Tuesday, November 4, 2008

DNS Performance and Effectiveness of Caching

This paper studies the performance of DNS by taking traces at two campus networks. The result was surprising because I rarely have issues with DNS lookup. Even more surprising is the fact that a large percentage of lookups are never answered.. I suspect the situation has improved since this study was done. Perhaps we need to do another round of study of this sort.

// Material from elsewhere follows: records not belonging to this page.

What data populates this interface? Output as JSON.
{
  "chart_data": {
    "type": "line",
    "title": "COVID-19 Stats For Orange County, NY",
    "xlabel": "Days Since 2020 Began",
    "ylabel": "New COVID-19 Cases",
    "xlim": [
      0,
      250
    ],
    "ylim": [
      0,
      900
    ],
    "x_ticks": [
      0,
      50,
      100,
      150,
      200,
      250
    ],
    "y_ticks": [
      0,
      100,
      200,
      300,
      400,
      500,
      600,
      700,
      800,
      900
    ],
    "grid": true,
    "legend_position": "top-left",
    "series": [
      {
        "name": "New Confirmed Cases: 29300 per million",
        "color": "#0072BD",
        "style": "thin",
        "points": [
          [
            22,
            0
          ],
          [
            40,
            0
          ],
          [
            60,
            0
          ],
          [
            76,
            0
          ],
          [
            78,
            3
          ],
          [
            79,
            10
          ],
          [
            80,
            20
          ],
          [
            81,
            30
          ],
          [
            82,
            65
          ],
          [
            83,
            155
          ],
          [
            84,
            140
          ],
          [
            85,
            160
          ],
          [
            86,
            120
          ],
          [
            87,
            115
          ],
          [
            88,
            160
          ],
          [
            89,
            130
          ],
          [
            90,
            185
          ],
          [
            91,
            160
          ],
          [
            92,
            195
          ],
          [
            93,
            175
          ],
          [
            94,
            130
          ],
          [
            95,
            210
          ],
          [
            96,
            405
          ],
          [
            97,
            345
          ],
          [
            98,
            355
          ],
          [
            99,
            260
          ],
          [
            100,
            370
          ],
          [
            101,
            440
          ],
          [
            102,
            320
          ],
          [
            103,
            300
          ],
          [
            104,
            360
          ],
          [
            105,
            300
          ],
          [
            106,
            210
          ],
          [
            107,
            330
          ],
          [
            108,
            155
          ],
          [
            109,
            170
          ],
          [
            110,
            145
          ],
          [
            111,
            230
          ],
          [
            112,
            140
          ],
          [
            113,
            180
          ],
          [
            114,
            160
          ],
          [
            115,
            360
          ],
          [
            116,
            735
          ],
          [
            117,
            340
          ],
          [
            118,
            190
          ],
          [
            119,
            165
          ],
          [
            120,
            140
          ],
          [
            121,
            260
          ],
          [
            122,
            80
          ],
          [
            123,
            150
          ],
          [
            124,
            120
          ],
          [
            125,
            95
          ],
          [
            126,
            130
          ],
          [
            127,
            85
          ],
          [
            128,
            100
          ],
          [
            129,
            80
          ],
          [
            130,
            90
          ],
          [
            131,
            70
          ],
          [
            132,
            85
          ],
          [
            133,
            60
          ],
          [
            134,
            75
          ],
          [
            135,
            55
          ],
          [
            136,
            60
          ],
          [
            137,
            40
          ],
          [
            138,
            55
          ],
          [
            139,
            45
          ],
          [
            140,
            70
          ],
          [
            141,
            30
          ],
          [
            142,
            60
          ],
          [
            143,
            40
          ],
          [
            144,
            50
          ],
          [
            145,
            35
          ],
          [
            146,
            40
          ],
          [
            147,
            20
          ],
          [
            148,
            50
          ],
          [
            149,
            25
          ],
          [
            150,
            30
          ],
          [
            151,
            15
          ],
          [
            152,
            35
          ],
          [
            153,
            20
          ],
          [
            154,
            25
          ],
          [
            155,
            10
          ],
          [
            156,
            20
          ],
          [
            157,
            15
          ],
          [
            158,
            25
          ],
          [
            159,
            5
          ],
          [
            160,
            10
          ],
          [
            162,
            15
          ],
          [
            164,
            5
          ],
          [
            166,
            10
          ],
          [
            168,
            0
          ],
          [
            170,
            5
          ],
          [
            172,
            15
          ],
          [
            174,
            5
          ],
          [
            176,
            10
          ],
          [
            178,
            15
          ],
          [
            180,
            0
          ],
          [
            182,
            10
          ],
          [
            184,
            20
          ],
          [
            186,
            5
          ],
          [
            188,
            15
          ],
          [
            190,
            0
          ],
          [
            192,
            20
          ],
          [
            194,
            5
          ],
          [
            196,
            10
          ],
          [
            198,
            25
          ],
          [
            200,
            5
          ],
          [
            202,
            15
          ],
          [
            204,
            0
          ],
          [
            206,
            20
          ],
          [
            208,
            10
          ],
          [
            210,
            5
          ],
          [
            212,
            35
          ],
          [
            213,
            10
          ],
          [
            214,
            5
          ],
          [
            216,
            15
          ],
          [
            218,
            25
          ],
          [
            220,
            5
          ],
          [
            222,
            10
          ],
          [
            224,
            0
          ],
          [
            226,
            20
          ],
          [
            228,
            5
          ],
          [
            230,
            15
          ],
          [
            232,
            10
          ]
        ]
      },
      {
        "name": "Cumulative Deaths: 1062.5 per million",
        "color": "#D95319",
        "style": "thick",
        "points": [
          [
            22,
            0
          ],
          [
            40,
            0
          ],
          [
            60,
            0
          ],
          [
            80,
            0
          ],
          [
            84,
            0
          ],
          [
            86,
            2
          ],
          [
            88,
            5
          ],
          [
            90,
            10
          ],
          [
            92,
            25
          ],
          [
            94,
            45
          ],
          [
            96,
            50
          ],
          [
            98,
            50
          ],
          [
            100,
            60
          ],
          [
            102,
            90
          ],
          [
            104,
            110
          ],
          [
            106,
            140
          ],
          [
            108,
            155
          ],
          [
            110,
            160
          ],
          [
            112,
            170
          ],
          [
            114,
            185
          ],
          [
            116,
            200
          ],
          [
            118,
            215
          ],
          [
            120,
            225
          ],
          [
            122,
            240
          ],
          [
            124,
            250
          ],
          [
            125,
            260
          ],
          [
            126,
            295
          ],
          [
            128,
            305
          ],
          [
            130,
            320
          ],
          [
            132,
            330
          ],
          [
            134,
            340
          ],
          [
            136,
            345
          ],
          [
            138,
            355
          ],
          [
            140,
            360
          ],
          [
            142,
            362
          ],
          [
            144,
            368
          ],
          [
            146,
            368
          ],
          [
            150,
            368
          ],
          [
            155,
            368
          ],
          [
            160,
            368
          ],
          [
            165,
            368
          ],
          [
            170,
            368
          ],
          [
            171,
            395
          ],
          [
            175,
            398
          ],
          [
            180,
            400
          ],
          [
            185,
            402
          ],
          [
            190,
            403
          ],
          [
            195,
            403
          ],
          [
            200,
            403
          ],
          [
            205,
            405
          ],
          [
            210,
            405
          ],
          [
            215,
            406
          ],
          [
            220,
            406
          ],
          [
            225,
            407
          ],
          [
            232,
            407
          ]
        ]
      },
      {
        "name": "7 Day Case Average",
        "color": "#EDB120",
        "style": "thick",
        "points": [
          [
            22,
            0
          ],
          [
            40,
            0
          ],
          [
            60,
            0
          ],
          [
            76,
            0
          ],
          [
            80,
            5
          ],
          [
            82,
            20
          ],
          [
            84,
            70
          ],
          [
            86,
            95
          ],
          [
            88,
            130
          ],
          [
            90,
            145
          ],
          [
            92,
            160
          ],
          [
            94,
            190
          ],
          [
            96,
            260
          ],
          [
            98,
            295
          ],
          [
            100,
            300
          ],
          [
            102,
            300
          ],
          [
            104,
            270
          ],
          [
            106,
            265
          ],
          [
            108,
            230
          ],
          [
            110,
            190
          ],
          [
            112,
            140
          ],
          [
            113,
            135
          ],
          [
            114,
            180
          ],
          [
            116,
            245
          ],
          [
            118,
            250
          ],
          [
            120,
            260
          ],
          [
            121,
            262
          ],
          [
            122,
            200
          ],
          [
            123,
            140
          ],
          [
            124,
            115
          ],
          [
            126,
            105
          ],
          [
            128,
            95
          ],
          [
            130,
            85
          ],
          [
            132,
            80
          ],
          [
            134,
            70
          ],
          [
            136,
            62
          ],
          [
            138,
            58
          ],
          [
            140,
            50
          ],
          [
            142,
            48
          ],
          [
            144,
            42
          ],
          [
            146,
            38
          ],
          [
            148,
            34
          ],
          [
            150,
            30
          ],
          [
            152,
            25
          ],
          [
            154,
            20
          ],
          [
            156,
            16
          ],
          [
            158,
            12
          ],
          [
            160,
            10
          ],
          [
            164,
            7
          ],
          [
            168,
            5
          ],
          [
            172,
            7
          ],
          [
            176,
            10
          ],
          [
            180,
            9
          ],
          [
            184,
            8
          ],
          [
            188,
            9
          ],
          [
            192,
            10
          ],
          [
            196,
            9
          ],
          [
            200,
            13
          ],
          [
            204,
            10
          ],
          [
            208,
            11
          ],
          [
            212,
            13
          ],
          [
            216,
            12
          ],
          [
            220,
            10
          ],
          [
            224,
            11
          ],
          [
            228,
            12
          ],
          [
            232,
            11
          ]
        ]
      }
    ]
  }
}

The authors conclude that since short TTL is being employed for a number of applications such as loadbalancing, NS caching is far more effective compared to caching of the actual result. The number of referrals have significant impact on the latency of the lookup.

I like this paper and this sort of large scale studies on the Internet, because there are just so many factors that affect a typical user's Internet experience. Users often do not know where the problem is when they experience a problem. DNS certainly would not be the first place I think of when I have connectivity issues.

Monday, November 3, 2008

Development of the Domain Name System

This paper describes the Domain Name System, which is the de-facto standard in Internet naming protocol. It describes the original goals of DNS, how it evolved and the design decisions behind DNS. Compared to other descriptions of DNS I have seen before, this paper focuses much more on the broader case of resource look up rather than the narrower sense of translating domain name into ip address. Unfortunately, some of these features such as multiple type and class did not see significant expansion even until today. This is not an isolated instance where systems were designed over generic.

In general, I liked this paper because it gave me a lot of historical perspective and the shortcoming and surprises that authors did not original expect. However, the description of DNS in this paper reads too much like a functional specification. A lack of typical usage pattern can cause some confusion for someone who is not very familar with DNS (me). In this respect, I find the second paper to be more helpful.